Welcome to Ireland – Meltdown of an Irish Tour Guide
Thursday March 16th, Civic Theatre, Tallaght; 8pm; €24/€22; civictheatre.ie
Written and performed by Jack Walsh, Welcome to Ireland ... is an exercise in trying not to go insane when all of the odds are stacked against you. By day, Jack is a tour guide selling the delights of Dublin and Ireland to a bunch of tourists eager to know where the nearest example of “craic” might be found. Work done, Jack returns to his mouldy flat from which he might soon be evicted. An all-too-truthful view of the rental/housing crisis delivered with vigorous humour. Also from Tuesday March 21st-Saturday March 25th, Project Arts Centre; projectartscentre.ie; Thursday March 30th and Friday March 31st, Axis Theatre, Ballymun; axisballymunn.ie
In conversation
Prue Leith
Saturday March 11th, 3Olympia Theatre, Dublin; 7pm; €33.50; ticketmaster.ie
Everyone loves The Great British Bake Off, so why not have Prue Leith, one of the hugely successful television show’s judges, take to the stage? The show it titled Nothing in Moderation, and the first half explores Leith’s years as a restaurateur, businesswoman and food assessor; the second half is a Q&A session where Leith will field questions from the audience. Advance warning: The first person who asks what fellow Bake Off judge Paul Hollywood is like will be escorted out of the venue.
Comedy
Frankie Boyle
Thursday March 16th, 3Olympia Theatre, Dublin; 7pm; €31.50 (sold out); ticketmaster.ie
Glasgow comedian Frankie Boyle (born to Irish parents from Crolly, Co Donegal) brings his Lap of Shame tour to Dublin for three shows (all sold out) and if he can resist the urge to tell jokes deemed (by some) to be distasteful, then the disgruntled fanbase might demand their money back. In other words, Boyle can be very funny, but people get what people want, which means if you want to be offended then you most certainly will be (but if you bought a ticket to any of these shows then it means you probably won’t be).
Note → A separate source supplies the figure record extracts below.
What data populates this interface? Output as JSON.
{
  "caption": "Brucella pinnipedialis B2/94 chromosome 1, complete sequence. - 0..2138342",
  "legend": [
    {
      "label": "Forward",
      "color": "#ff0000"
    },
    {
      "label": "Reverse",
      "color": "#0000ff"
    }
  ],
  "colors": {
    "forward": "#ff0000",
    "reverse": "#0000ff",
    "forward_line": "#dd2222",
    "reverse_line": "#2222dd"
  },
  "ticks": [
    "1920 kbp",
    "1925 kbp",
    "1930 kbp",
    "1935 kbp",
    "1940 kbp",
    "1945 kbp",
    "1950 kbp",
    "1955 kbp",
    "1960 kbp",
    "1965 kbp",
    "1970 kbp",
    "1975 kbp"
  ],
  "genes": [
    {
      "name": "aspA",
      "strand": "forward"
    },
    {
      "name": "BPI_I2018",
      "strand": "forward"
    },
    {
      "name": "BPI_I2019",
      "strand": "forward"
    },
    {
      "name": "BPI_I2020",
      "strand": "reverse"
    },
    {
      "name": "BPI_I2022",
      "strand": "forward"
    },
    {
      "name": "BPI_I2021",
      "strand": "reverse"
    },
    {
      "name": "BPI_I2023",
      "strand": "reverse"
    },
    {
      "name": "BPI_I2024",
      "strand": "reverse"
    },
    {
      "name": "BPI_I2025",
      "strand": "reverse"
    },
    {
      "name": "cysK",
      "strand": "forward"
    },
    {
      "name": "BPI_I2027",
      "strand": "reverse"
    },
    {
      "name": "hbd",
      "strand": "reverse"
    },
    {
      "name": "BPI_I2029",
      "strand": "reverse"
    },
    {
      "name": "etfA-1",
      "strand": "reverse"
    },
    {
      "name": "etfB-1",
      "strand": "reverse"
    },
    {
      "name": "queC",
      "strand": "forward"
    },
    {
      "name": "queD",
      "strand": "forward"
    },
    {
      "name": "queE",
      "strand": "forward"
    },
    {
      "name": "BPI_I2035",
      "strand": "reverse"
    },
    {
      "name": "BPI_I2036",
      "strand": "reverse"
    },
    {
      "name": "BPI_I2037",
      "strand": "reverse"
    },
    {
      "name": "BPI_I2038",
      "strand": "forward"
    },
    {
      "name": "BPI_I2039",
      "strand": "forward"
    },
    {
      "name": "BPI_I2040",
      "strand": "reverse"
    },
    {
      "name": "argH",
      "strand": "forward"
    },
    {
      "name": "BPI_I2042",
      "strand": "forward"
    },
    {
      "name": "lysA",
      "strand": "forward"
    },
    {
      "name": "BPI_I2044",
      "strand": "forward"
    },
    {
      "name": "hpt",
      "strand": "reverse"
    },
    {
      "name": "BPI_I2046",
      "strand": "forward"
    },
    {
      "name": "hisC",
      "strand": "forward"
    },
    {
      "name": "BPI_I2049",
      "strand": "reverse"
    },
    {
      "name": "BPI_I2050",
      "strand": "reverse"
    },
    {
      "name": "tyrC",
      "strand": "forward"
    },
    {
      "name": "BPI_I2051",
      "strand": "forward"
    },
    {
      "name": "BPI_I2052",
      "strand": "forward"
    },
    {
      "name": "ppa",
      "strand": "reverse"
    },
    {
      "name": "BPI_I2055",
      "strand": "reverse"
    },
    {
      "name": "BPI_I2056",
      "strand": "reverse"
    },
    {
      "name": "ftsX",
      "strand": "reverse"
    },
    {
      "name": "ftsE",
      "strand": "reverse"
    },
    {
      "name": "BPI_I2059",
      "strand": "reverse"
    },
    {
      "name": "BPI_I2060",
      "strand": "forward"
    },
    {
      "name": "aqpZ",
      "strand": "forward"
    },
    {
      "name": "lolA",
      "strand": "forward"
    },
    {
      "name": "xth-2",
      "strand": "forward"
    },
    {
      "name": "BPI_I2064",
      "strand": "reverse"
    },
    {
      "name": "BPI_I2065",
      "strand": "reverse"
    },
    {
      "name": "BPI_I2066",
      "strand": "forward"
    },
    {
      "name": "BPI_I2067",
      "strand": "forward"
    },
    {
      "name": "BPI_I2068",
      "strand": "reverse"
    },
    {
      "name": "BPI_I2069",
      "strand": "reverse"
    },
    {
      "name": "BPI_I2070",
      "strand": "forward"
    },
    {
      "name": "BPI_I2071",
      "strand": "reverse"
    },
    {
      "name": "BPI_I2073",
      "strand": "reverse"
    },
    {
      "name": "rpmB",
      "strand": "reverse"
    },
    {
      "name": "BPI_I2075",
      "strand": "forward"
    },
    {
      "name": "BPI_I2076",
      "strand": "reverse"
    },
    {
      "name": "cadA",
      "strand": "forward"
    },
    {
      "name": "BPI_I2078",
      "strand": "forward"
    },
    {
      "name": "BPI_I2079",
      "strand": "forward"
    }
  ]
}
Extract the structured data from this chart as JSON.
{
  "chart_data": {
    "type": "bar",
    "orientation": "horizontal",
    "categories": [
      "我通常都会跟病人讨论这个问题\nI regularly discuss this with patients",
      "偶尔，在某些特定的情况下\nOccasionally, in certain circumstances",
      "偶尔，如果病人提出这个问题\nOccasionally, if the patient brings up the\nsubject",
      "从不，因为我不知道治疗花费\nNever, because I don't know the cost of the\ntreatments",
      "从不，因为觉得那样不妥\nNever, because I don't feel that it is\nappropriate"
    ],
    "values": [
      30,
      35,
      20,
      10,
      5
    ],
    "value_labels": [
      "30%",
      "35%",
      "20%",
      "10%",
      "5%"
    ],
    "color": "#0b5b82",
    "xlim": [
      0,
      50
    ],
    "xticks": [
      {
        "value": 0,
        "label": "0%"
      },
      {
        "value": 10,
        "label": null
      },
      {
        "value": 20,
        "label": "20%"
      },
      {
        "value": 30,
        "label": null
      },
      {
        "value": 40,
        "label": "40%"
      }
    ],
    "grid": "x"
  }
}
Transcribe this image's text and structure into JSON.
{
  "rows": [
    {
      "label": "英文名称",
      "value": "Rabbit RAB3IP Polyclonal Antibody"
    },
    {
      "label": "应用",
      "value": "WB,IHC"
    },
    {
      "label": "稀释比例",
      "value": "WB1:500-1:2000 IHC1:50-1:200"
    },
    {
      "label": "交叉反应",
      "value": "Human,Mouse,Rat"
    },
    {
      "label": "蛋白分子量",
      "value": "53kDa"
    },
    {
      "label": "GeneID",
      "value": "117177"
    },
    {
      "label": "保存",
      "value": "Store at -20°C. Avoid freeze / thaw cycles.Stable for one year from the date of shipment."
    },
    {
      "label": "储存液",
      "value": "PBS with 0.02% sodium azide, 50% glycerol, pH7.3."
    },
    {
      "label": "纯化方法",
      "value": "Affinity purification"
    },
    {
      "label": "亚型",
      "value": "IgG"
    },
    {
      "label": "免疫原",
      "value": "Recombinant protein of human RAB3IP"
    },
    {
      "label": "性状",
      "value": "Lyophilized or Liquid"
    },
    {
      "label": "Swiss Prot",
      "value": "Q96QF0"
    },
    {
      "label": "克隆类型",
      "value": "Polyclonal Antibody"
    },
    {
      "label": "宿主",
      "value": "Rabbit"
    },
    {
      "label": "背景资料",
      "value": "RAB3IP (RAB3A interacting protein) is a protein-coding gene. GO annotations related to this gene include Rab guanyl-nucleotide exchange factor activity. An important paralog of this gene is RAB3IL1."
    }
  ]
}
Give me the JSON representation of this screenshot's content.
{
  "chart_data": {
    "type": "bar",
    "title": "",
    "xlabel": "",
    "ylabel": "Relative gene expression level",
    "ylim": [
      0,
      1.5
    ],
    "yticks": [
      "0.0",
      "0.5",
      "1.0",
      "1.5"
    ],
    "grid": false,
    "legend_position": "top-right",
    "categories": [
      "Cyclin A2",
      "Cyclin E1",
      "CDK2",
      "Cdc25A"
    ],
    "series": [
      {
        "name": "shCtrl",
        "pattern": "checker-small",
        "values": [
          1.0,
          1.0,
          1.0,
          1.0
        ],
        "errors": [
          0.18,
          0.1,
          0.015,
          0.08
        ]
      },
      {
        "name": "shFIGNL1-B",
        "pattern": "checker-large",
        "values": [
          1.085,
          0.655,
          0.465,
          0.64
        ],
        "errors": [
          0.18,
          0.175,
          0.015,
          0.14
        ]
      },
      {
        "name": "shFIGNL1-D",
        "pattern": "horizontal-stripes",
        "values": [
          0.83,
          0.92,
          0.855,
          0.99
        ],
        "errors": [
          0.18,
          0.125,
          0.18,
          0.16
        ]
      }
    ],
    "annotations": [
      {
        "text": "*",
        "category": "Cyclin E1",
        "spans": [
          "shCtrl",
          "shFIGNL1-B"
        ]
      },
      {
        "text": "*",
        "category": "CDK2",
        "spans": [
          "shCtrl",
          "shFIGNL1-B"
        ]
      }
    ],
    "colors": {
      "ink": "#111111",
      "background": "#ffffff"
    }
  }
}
Also Tuesday March 21st and Wednesday March 22nd, same venue.
Still running
Stephen Forbes
Until Thursday March 16th, Merchant Hotel, Belfast; adm free; themerchanthotel.com
An exhibition of work by Northern Irish artist Stephen Forbes graces the gallery space of this Belfast city centre hotel, and if you are taken by depictions of people and their customary interactions (Forbes’s work has been likened to that of LS Lowry), then make a beeline.